PITTSBURGH - Noted Pittsburgh songwriter/guitarist Bill Toms said he has "a good feeling" about the release of "The West End Kid," his band Hard Rain's fourth CD recently released on Moondog Records.

"Sometimes the big picture is laid out in front of you when everything is complete. I guess when we were mixing and putting the songs in order, the direction and character of the CD came together," Toms explained when asked to pinpoint when the "good feeling" first came to him.


"The West End Kid" is a journey from desolation to redemption, Toms said.

"The characters are longing for help and looking for hope at the beginning of the CD," said Toms, who was inspired by an old newspaper article hanging in the band's rehearsal room about a Pittsburgh boxer.

"We would rehearse in a building owned by our dear friend Perry Petrone, who has since passed away. On the wall in the hallway leading to the rehearsal room, there was a picture of Perry's relative who was a boxer in the '50s called 'The West End Kid,'" he continued.

"I never read the article, but formatted a story with that vision. There is always truth in my songs. You can find a piece of myself and Perry within this song," he said referring to the title track that has received some airplay on WYEP FM.

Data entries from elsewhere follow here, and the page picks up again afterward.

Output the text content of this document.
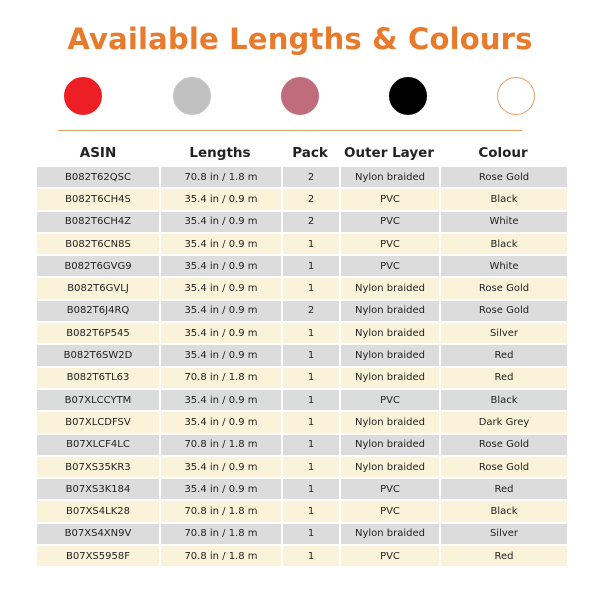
Available Lengths & Colours
ASIN	Lengths	Pack	Outer Layer	Colour
B082T62QSC	70.8 in / 1.8 m	2	Nylon braided	Rose Gold
B082T6CH4S	35.4 in / 0.9 m	2	PVC	Black
B082T6CH4Z	35.4 in / 0.9 m	2	PVC	White
B082T6CN8S	35.4 in / 0.9 m	1	PVC	Black
B082T6GVG9	35.4 in / 0.9 m	1	PVC	White
B082T6GVLJ	35.4 in / 0.9 m	1	Nylon braided	Rose Gold
B082T6J4RQ	35.4 in / 0.9 m	2	Nylon braided	Rose Gold
B082T6P545	35.4 in / 0.9 m	1	Nylon braided	Silver
B082T6SW2D	35.4 in / 0.9 m	1	Nylon braided	Red
B082T6TL63	70.8 in / 1.8 m	1	Nylon braided	Red
B07XLCCYTM	35.4 in / 0.9 m	1	PVC	Black
B07XLCDFSV	35.4 in / 0.9 m	1	Nylon braided	Dark Grey
B07XLCF4LC	70.8 in / 1.8 m	1	Nylon braided	Rose Gold
B07XS35KR3	35.4 in / 0.9 m	1	Nylon braided	Rose Gold
B07XS3K184	35.4 in / 0.9 m	1	PVC	Red
B07XS4LK28	70.8 in / 1.8 m	1	PVC	Black
B07XS4XN9V	70.8 in / 1.8 m	1	Nylon braided	Silver
B07XS5958F	70.8 in / 1.8 m	1	PVC	Red
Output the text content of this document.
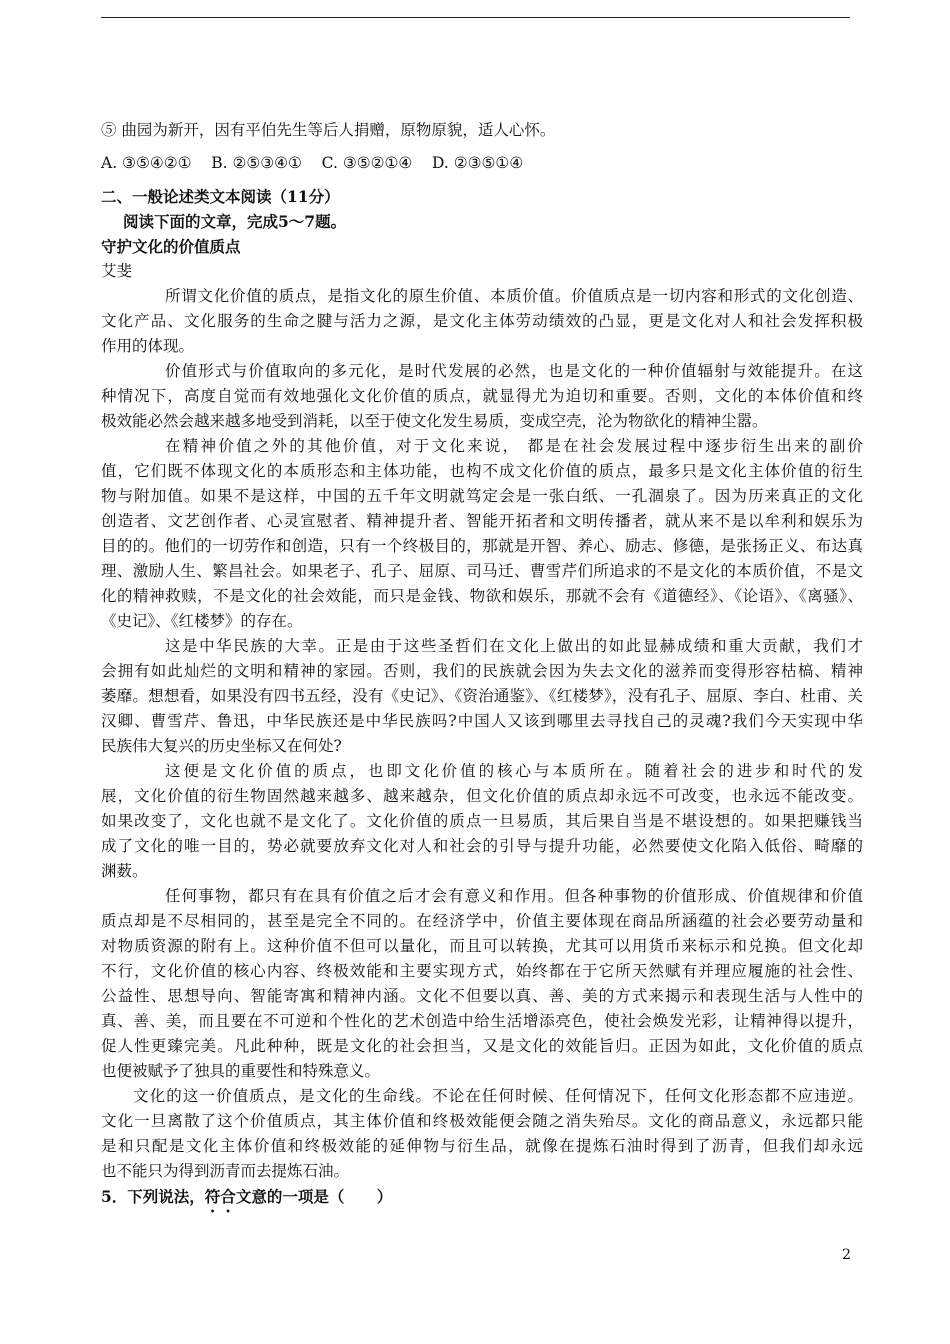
⑤ 曲园为新开，因有平伯先生等后人捐赠，原物原貌，适人心怀。
A. ③⑤④②①    B. ②⑤③④①    C. ③⑤②①④    D. ②③⑤①④
二、一般论述类文本阅读（11分）
阅读下面的文章，完成5～7题。
守护文化的价值质点
艾斐
所谓文化价值的质点，是指文化的原生价值、本质价值。价值质点是一切内容和形式的文化创造、
文化产品、文化服务的生命之腱与活力之源，是文化主体劳动绩效的凸显，更是文化对人和社会发挥积极
作用的体现。
价值形式与价值取向的多元化，是时代发展的必然，也是文化的一种价值辐射与效能提升。在这
种情况下，高度自觉而有效地强化文化价值的质点，就显得尤为迫切和重要。否则，文化的本体价值和终
极效能必然会越来越多地受到消耗，以至于使文化发生易质，变成空壳，沦为物欲化的精神尘嚣。
在精神价值之外的其他价值，对于文化来说， 都是在社会发展过程中逐步衍生出来的副价
值，它们既不体现文化的本质形态和主体功能，也构不成文化价值的质点，最多只是文化主体价值的衍生
物与附加值。如果不是这样，中国的五千年文明就笃定会是一张白纸、一孔涸泉了。因为历来真正的文化
创造者、文艺创作者、心灵宣慰者、精神提升者、智能开拓者和文明传播者，就从来不是以牟利和娱乐为
目的的。他们的一切劳作和创造，只有一个终极目的，那就是开智、养心、励志、修德，是张扬正义、布达真
理、激励人生、繁昌社会。如果老子、孔子、屈原、司马迁、曹雪芹们所追求的不是文化的本质价值，不是文
化的精神救赎，不是文化的社会效能，而只是金钱、物欲和娱乐，那就不会有《道德经》、《论语》、《离骚》、
《史记》、《红楼梦》的存在。
这是中华民族的大幸。正是由于这些圣哲们在文化上做出的如此显赫成绩和重大贡献，我们才
会拥有如此灿烂的文明和精神的家园。否则，我们的民族就会因为失去文化的滋养而变得形容枯槁、精神
萎靡。想想看，如果没有四书五经，没有《史记》、《资治通鉴》、《红楼梦》，没有孔子、屈原、李白、杜甫、关
汉卿、曹雪芹、鲁迅，中华民族还是中华民族吗?中国人又该到哪里去寻找自己的灵魂?我们今天实现中华
民族伟大复兴的历史坐标又在何处?
这便是文化价值的质点，也即文化价值的核心与本质所在。随着社会的进步和时代的发
展，文化价值的衍生物固然越来越多、越来越杂，但文化价值的质点却永远不可改变，也永远不能改变。
如果改变了，文化也就不是文化了。文化价值的质点一旦易质，其后果自当是不堪设想的。如果把赚钱当
成了文化的唯一目的，势必就要放弃文化对人和社会的引导与提升功能，必然要使文化陷入低俗、畸靡的
渊薮。
任何事物，都只有在具有价值之后才会有意义和作用。但各种事物的价值形成、价值规律和价值
质点却是不尽相同的，甚至是完全不同的。在经济学中，价值主要体现在商品所涵蕴的社会必要劳动量和
对物质资源的附有上。这种价值不但可以量化，而且可以转换，尤其可以用货币来标示和兑换。但文化却
不行，文化价值的核心内容、终极效能和主要实现方式，始终都在于它所天然赋有并理应履施的社会性、
公益性、思想导向、智能寄寓和精神内涵。文化不但要以真、善、美的方式来揭示和表现生活与人性中的
真、善、美，而且要在不可逆和个性化的艺术创造中给生活增添亮色，使社会焕发光彩，让精神得以提升，
促人性更臻完美。凡此种种，既是文化的社会担当，又是文化的效能旨归。正因为如此，文化价值的质点
也便被赋予了独具的重要性和特殊意义。
文化的这一价值质点，是文化的生命线。不论在任何时候、任何情况下，任何文化形态都不应违逆。
文化一旦离散了这个价值质点，其主体价值和终极效能便会随之消失殆尽。文化的商品意义，永远都只能
是和只配是文化主体价值和终极效能的延伸物与衍生品，就像在提炼石油时得到了沥青，但我们却永远
也不能只为得到沥青而去提炼石油。
5．下列说法，符合文意的一项是（      ）
2
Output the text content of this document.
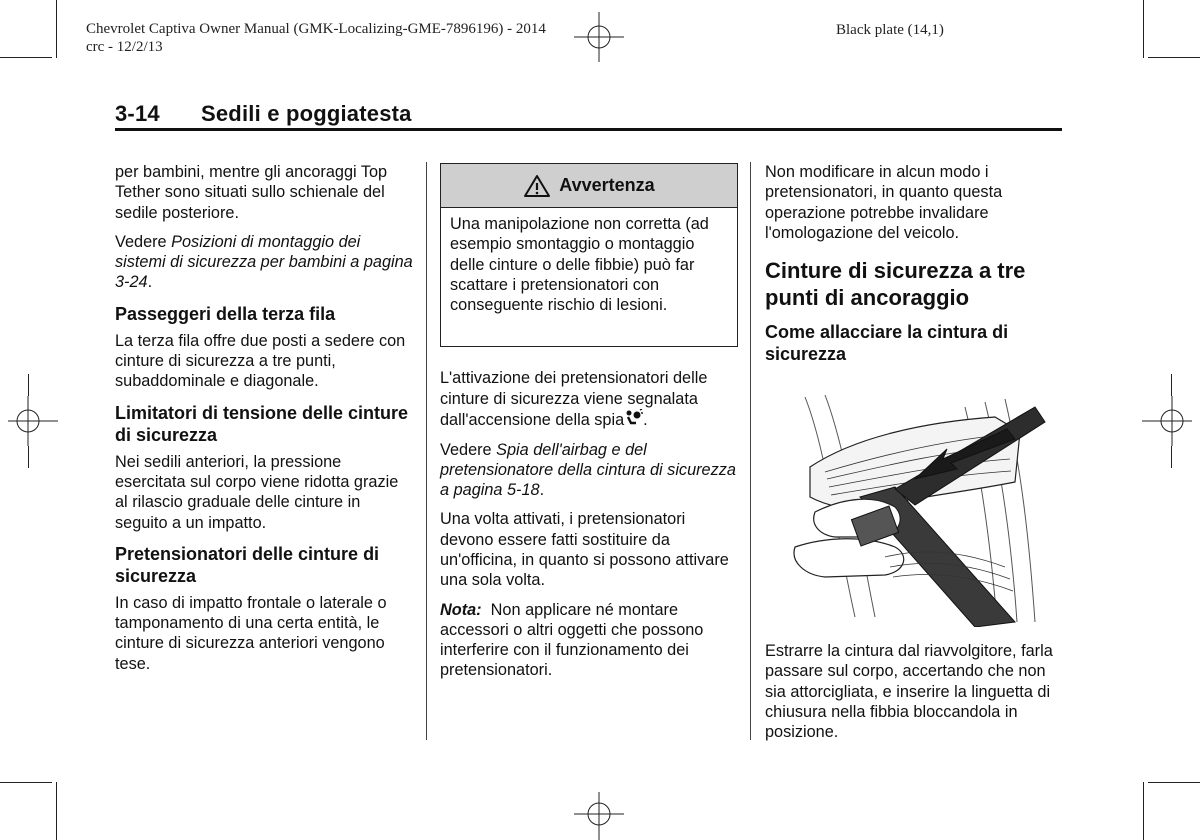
Chevrolet Captiva Owner Manual (GMK-Localizing-GME-7896196) - 2014
crc - 12/2/13
Black plate (14,1)
3-14 Sedili e poggiatesta

per bambini, mentre gli ancoraggi Top Tether sono situati sullo schienale del sedile posteriore.

Vedere Posizioni di montaggio dei sistemi di sicurezza per bambini a pagina 3-24.

Passeggeri della terza fila

La terza fila offre due posti a sedere con cinture di sicurezza a tre punti, subaddominale e diagonale.

Limitatori di tensione delle cinture di sicurezza

Nei sedili anteriori, la pressione esercitata sul corpo viene ridotta grazie al rilascio graduale delle cinture in seguito a un impatto.

Pretensionatori delle cinture di sicurezza

In caso di impatto frontale o laterale o tamponamento di una certa entità, le cinture di sicurezza anteriori vengono tese.

Avvertenza
Una manipolazione non corretta (ad esempio smontaggio o montaggio delle cinture o delle fibbie) può far scattare i pretensionatori con conseguente rischio di lesioni.

L'attivazione dei pretensionatori delle cinture di sicurezza viene segnalata dall'accensione della spia .

Vedere Spia dell'airbag e del pretensionatore della cintura di sicurezza a pagina 5-18.

Una volta attivati, i pretensionatori devono essere fatti sostituire da un'officina, in quanto si possono attivare una sola volta.

Nota: Non applicare né montare accessori o altri oggetti che possono interferire con il funzionamento dei pretensionatori.

Non modificare in alcun modo i pretensionatori, in quanto questa operazione potrebbe invalidare l'omologazione del veicolo.

Cinture di sicurezza a tre punti di ancoraggio
Come allacciare la cintura di sicurezza

Estrarre la cintura dal riavvolgitore, farla passare sul corpo, accertando che non sia attorcigliata, e inserire la linguetta di chiusura nella fibbia bloccandola in posizione.
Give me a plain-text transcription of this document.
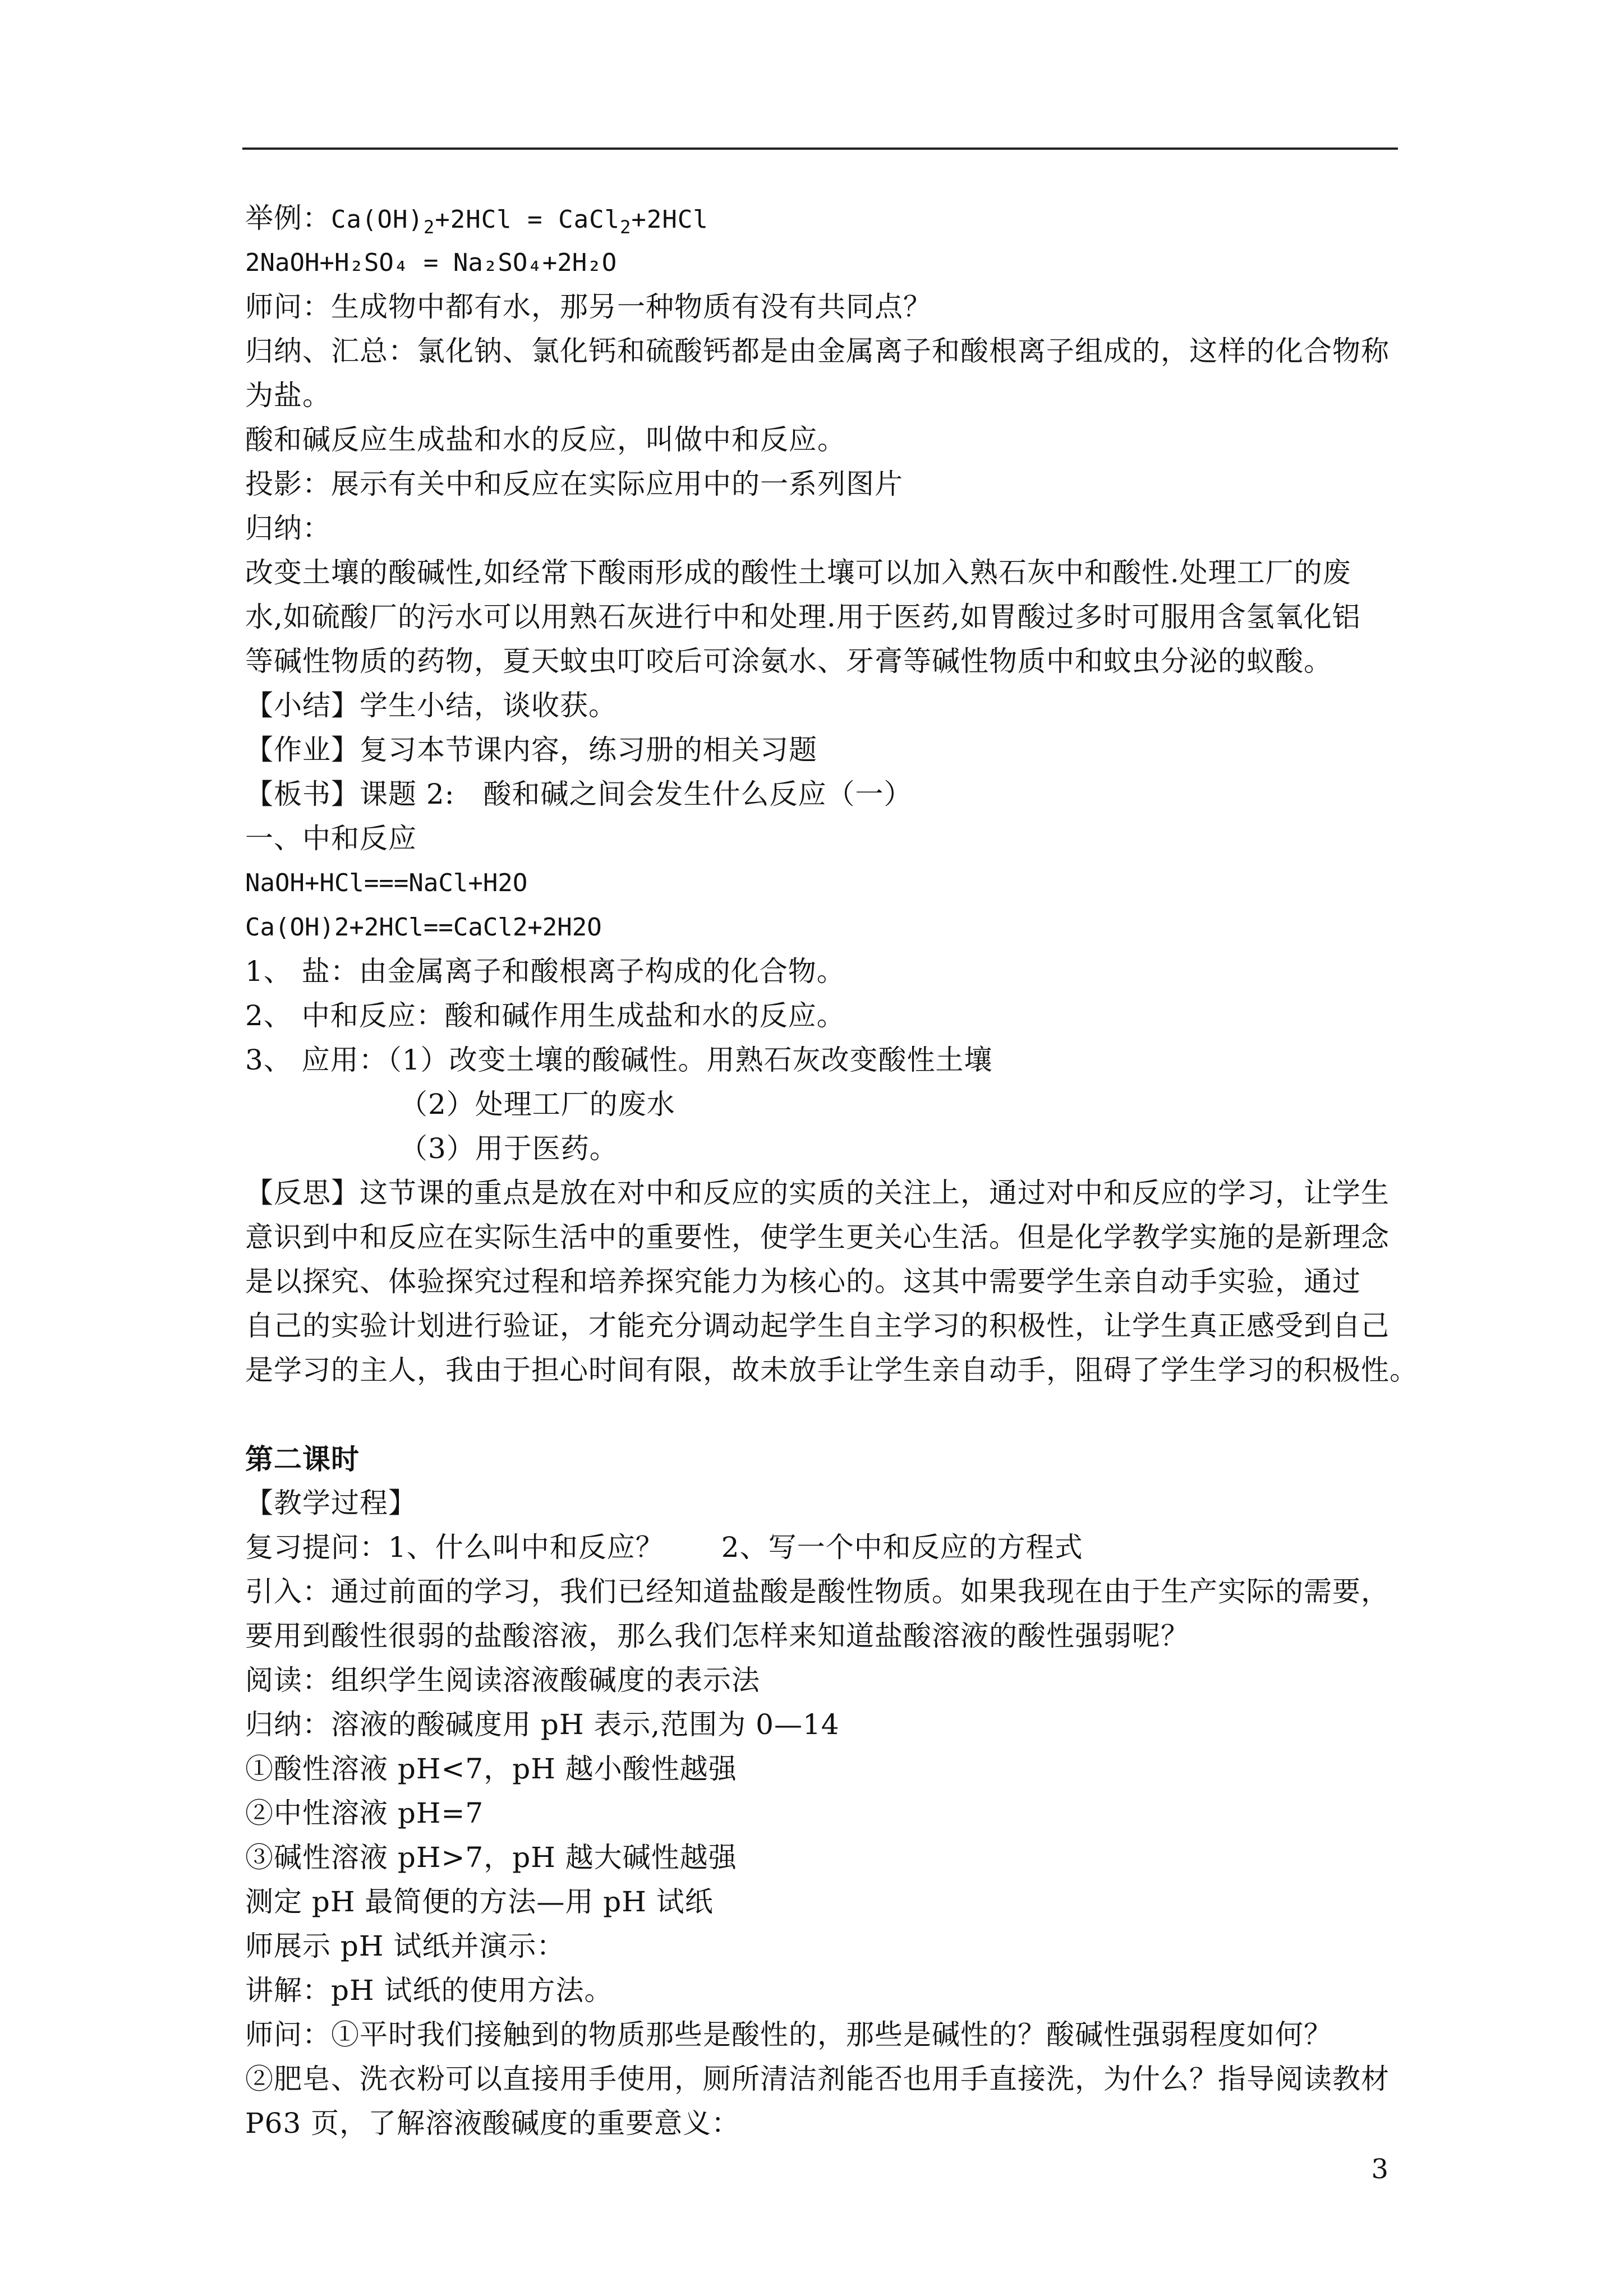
举例：$Ca(OH)_2+2HCl$ = CaCl$_2$+2HCl
2NaOH+H₂SO₄ = Na₂SO₄+2H₂O
师问：生成物中都有水，那另一种物质有没有共同点？
归纳、汇总：氯化钠、氯化钙和硫酸钙都是由金属离子和酸根离子组成的，这样的化合物称
为盐。
酸和碱反应生成盐和水的反应，叫做中和反应。
投影：展示有关中和反应在实际应用中的一系列图片
归纳：
改变土壤的酸碱性,如经常下酸雨形成的酸性土壤可以加入熟石灰中和酸性.处理工厂的废
水,如硫酸厂的污水可以用熟石灰进行中和处理.用于医药,如胃酸过多时可服用含氢氧化铝
等碱性物质的药物，夏天蚊虫叮咬后可涂氨水、牙膏等碱性物质中和蚊虫分泌的蚁酸。
【小结】学生小结，谈收获。
【作业】复习本节课内容，练习册的相关习题
【板书】课题 2:　酸和碱之间会发生什么反应（一）
一、中和反应
NaOH+HCl===NaCl+H2O
Ca(OH)2+2HCl==CaCl2+2H2O
1、 盐：由金属离子和酸根离子构成的化合物。
2、 中和反应：酸和碱作用生成盐和水的反应。
3、 应用：（1）改变土壤的酸碱性。用熟石灰改变酸性土壤
（2）处理工厂的废水
（3）用于医药。
【反思】这节课的重点是放在对中和反应的实质的关注上，通过对中和反应的学习，让学生
意识到中和反应在实际生活中的重要性，使学生更关心生活。但是化学教学实施的是新理念
是以探究、体验探究过程和培养探究能力为核心的。这其中需要学生亲自动手实验，通过
自己的实验计划进行验证，才能充分调动起学生自主学习的积极性，让学生真正感受到自己
是学习的主人，我由于担心时间有限，故未放手让学生亲自动手，阻碍了学生学习的积极性。
第二课时
【教学过程】
复习提问：1、什么叫中和反应？　　2、写一个中和反应的方程式
引入：通过前面的学习，我们已经知道盐酸是酸性物质。如果我现在由于生产实际的需要，
要用到酸性很弱的盐酸溶液，那么我们怎样来知道盐酸溶液的酸性强弱呢？
阅读：组织学生阅读溶液酸碱度的表示法
归纳：溶液的酸碱度用 pH 表示,范围为 0—14
①酸性溶液 pH<7，pH 越小酸性越强
②中性溶液 pH=7
③碱性溶液 pH>7，pH 越大碱性越强
测定 pH 最简便的方法—用 pH 试纸
师展示 pH 试纸并演示：
讲解：pH 试纸的使用方法。
师问：①平时我们接触到的物质那些是酸性的，那些是碱性的？酸碱性强弱程度如何？
②肥皂、洗衣粉可以直接用手使用，厕所清洁剂能否也用手直接洗，为什么？指导阅读教材
P63 页，了解溶液酸碱度的重要意义：
3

"The turning point is in the middle with, 'I'll Take My Pride,' when we say I will take dignity over material and fame. The last song 'Walking with an Angel Tonight' takes the author to the light he has been searching for with a little help," the songwriter/guitarist said of the concept that developed as he wrote the songs.

Unlike all of Hard Rain's previous releases, the new CD features no acoustic instruments and delivers some of Pittsburgh's finest written, performed and produced rock tunes released in recent years.

Songs such as "In the Paradise," "I Don't Live There Anymore" and the funky rocker tune, "I'll Take My Pride" deserve their place on the top shelf of Pittsburgh music classics. Watch patrons of packed bars stop drinking and talking among themselves to take all of "I Don't Live There Anymore" in and relish the moment. The energy or magic generates from the disc as well.

Just the same, electric versus no acoustics in this CD's case also does mean it features pretty trademark electric guitar work from Toms and Tom Breiding and excellent saxophone work from Phil Brontz on songs such as "This Is Nowhere," "I Was In Love With You" and "I'm Walking With An Angel Tonight."